Indeed, relations with Mexico have been strained by Mr. Trump’s promise, and he has struggled to follow through on the myriad ideas he suggested during the presidential campaign for how to soak Mexicans for the wall’s price tag.

“Donald Trump’s border wall is a massive waste of taxpayer money that will not make us safer,” said Democratic National Committee Chairman Tom Perez. “Like many of the president’s policies, this initiative is rooted in nothing more than prejudice and fearmongering.”

Republicans insisted that the wall will help both sides of the border.

“A good fence or wall will make a good neighbor,” said Rep. Louie Gohmert, Texas Republican.

The broader bill, which covers fiscal year 2018, pumps money into the Department of Veterans Affairs, funds congressional operations and marks a major boost in defense spending, which Mr. Trump has demanded.

The Pentagon increases, though, run afoul of the strict budget caps Congress and President Obama agreed to earlier this decade, giving Democrats in the Senate even more tools to derail the bill.

It was the border wall that drew the most attention, however.

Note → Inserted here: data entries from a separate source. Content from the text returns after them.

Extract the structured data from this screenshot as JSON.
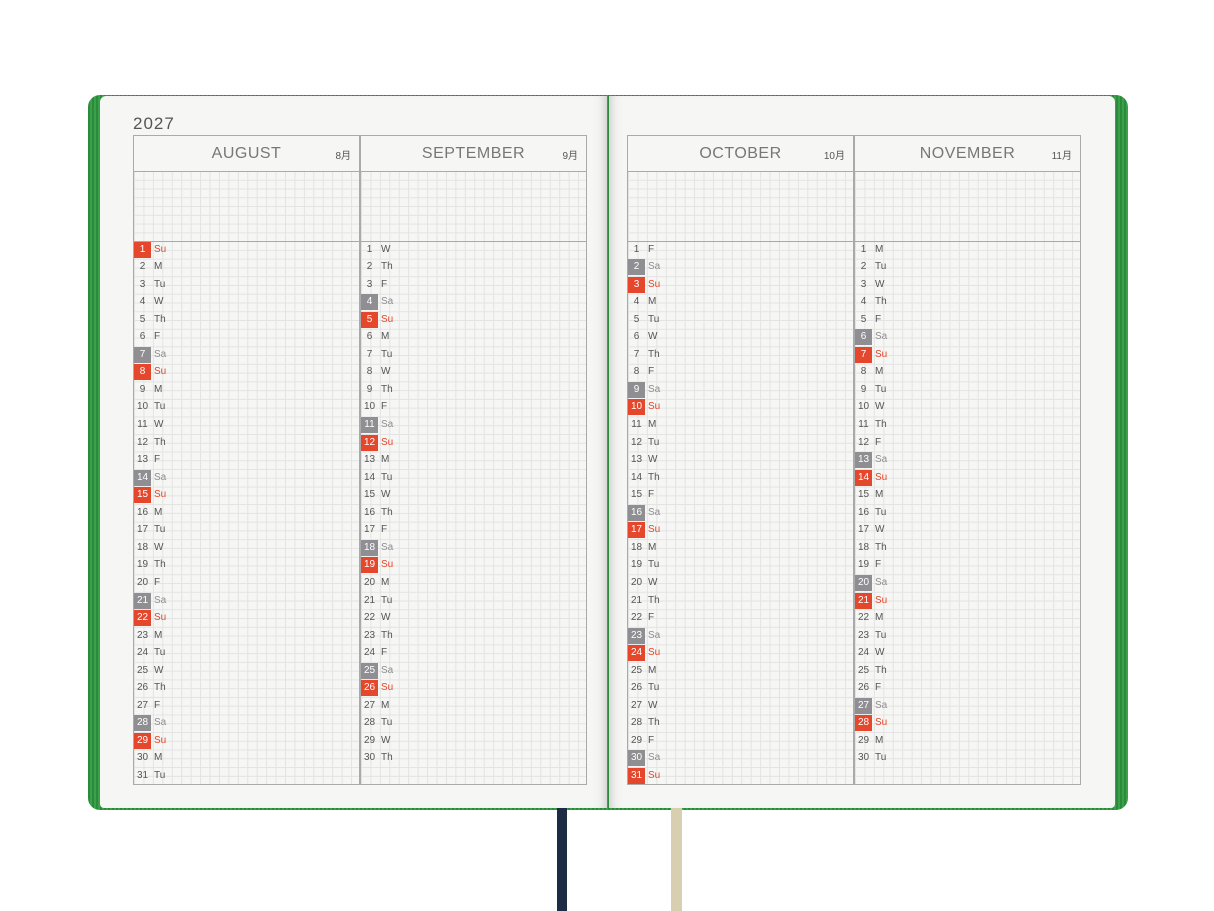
{
  "year": "2027",
  "weekend_colors": {
    "Sa": "#8f8f93",
    "Su": "#e4472c"
  },
  "months": [
    {
      "name": "AUGUST",
      "label": "8月",
      "days": [
        [
          1,
          "Su"
        ],
        [
          2,
          "M"
        ],
        [
          3,
          "Tu"
        ],
        [
          4,
          "W"
        ],
        [
          5,
          "Th"
        ],
        [
          6,
          "F"
        ],
        [
          7,
          "Sa"
        ],
        [
          8,
          "Su"
        ],
        [
          9,
          "M"
        ],
        [
          10,
          "Tu"
        ],
        [
          11,
          "W"
        ],
        [
          12,
          "Th"
        ],
        [
          13,
          "F"
        ],
        [
          14,
          "Sa"
        ],
        [
          15,
          "Su"
        ],
        [
          16,
          "M"
        ],
        [
          17,
          "Tu"
        ],
        [
          18,
          "W"
        ],
        [
          19,
          "Th"
        ],
        [
          20,
          "F"
        ],
        [
          21,
          "Sa"
        ],
        [
          22,
          "Su"
        ],
        [
          23,
          "M"
        ],
        [
          24,
          "Tu"
        ],
        [
          25,
          "W"
        ],
        [
          26,
          "Th"
        ],
        [
          27,
          "F"
        ],
        [
          28,
          "Sa"
        ],
        [
          29,
          "Su"
        ],
        [
          30,
          "M"
        ],
        [
          31,
          "Tu"
        ]
      ]
    },
    {
      "name": "SEPTEMBER",
      "label": "9月",
      "days": [
        [
          1,
          "W"
        ],
        [
          2,
          "Th"
        ],
        [
          3,
          "F"
        ],
        [
          4,
          "Sa"
        ],
        [
          5,
          "Su"
        ],
        [
          6,
          "M"
        ],
        [
          7,
          "Tu"
        ],
        [
          8,
          "W"
        ],
        [
          9,
          "Th"
        ],
        [
          10,
          "F"
        ],
        [
          11,
          "Sa"
        ],
        [
          12,
          "Su"
        ],
        [
          13,
          "M"
        ],
        [
          14,
          "Tu"
        ],
        [
          15,
          "W"
        ],
        [
          16,
          "Th"
        ],
        [
          17,
          "F"
        ],
        [
          18,
          "Sa"
        ],
        [
          19,
          "Su"
        ],
        [
          20,
          "M"
        ],
        [
          21,
          "Tu"
        ],
        [
          22,
          "W"
        ],
        [
          23,
          "Th"
        ],
        [
          24,
          "F"
        ],
        [
          25,
          "Sa"
        ],
        [
          26,
          "Su"
        ],
        [
          27,
          "M"
        ],
        [
          28,
          "Tu"
        ],
        [
          29,
          "W"
        ],
        [
          30,
          "Th"
        ]
      ]
    },
    {
      "name": "OCTOBER",
      "label": "10月",
      "days": [
        [
          1,
          "F"
        ],
        [
          2,
          "Sa"
        ],
        [
          3,
          "Su"
        ],
        [
          4,
          "M"
        ],
        [
          5,
          "Tu"
        ],
        [
          6,
          "W"
        ],
        [
          7,
          "Th"
        ],
        [
          8,
          "F"
        ],
        [
          9,
          "Sa"
        ],
        [
          10,
          "Su"
        ],
        [
          11,
          "M"
        ],
        [
          12,
          "Tu"
        ],
        [
          13,
          "W"
        ],
        [
          14,
          "Th"
        ],
        [
          15,
          "F"
        ],
        [
          16,
          "Sa"
        ],
        [
          17,
          "Su"
        ],
        [
          18,
          "M"
        ],
        [
          19,
          "Tu"
        ],
        [
          20,
          "W"
        ],
        [
          21,
          "Th"
        ],
        [
          22,
          "F"
        ],
        [
          23,
          "Sa"
        ],
        [
          24,
          "Su"
        ],
        [
          25,
          "M"
        ],
        [
          26,
          "Tu"
        ],
        [
          27,
          "W"
        ],
        [
          28,
          "Th"
        ],
        [
          29,
          "F"
        ],
        [
          30,
          "Sa"
        ],
        [
          31,
          "Su"
        ]
      ]
    },
    {
      "name": "NOVEMBER",
      "label": "11月",
      "days": [
        [
          1,
          "M"
        ],
        [
          2,
          "Tu"
        ],
        [
          3,
          "W"
        ],
        [
          4,
          "Th"
        ],
        [
          5,
          "F"
        ],
        [
          6,
          "Sa"
        ],
        [
          7,
          "Su"
        ],
        [
          8,
          "M"
        ],
        [
          9,
          "Tu"
        ],
        [
          10,
          "W"
        ],
        [
          11,
          "Th"
        ],
        [
          12,
          "F"
        ],
        [
          13,
          "Sa"
        ],
        [
          14,
          "Su"
        ],
        [
          15,
          "M"
        ],
        [
          16,
          "Tu"
        ],
        [
          17,
          "W"
        ],
        [
          18,
          "Th"
        ],
        [
          19,
          "F"
        ],
        [
          20,
          "Sa"
        ],
        [
          21,
          "Su"
        ],
        [
          22,
          "M"
        ],
        [
          23,
          "Tu"
        ],
        [
          24,
          "W"
        ],
        [
          25,
          "Th"
        ],
        [
          26,
          "F"
        ],
        [
          27,
          "Sa"
        ],
        [
          28,
          "Su"
        ],
        [
          29,
          "M"
        ],
        [
          30,
          "Tu"
        ]
      ]
    }
  ]
}
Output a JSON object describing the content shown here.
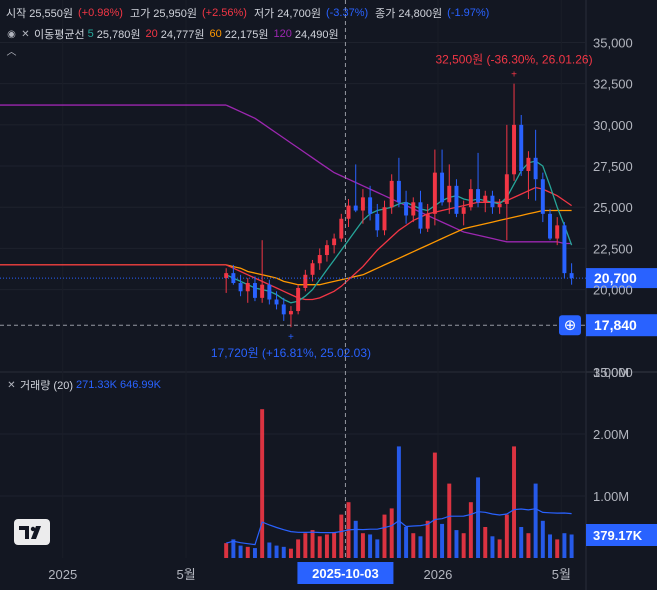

Some 352 miles of the border already have fencing, and another 300 miles have barriers that can deter vehicles but still allow foot traffic.

Mr. Trump has given conflicting signals about how much of the border he thinks will need fencing, though he told reporters this month that perhaps only 700 miles will need a wall.

U.S. Customs and Border Protection, though, has ruled out fencing along 130 miles of the 1,954-mile-long border. Those areas have enough natural barriers that traversing them is deemed too difficult to need enhancements.

The Texas and San Diego walls that Mr. Trump proposed are the most immediate needs, CBP said.

According to documents issued in the spring, contracting officials were hoping for a 50-foot wall that could withstand breaching attempts for up to four hours. The wall would also have to look physically imposing.

Mr. Trump has recently proposed installing solar panels on the wall to produce energy, which he said could help pay for the cost.

CBP is preparing to name finalists to construct prototypes this fall, ahead of construction in the next fiscal year.

Mr. Trump tried to get construction started this year and asked for money in the spending bill Congress was working on in the spring, but Democrats refused. Facing a government shutdown, Republicans largely retreated.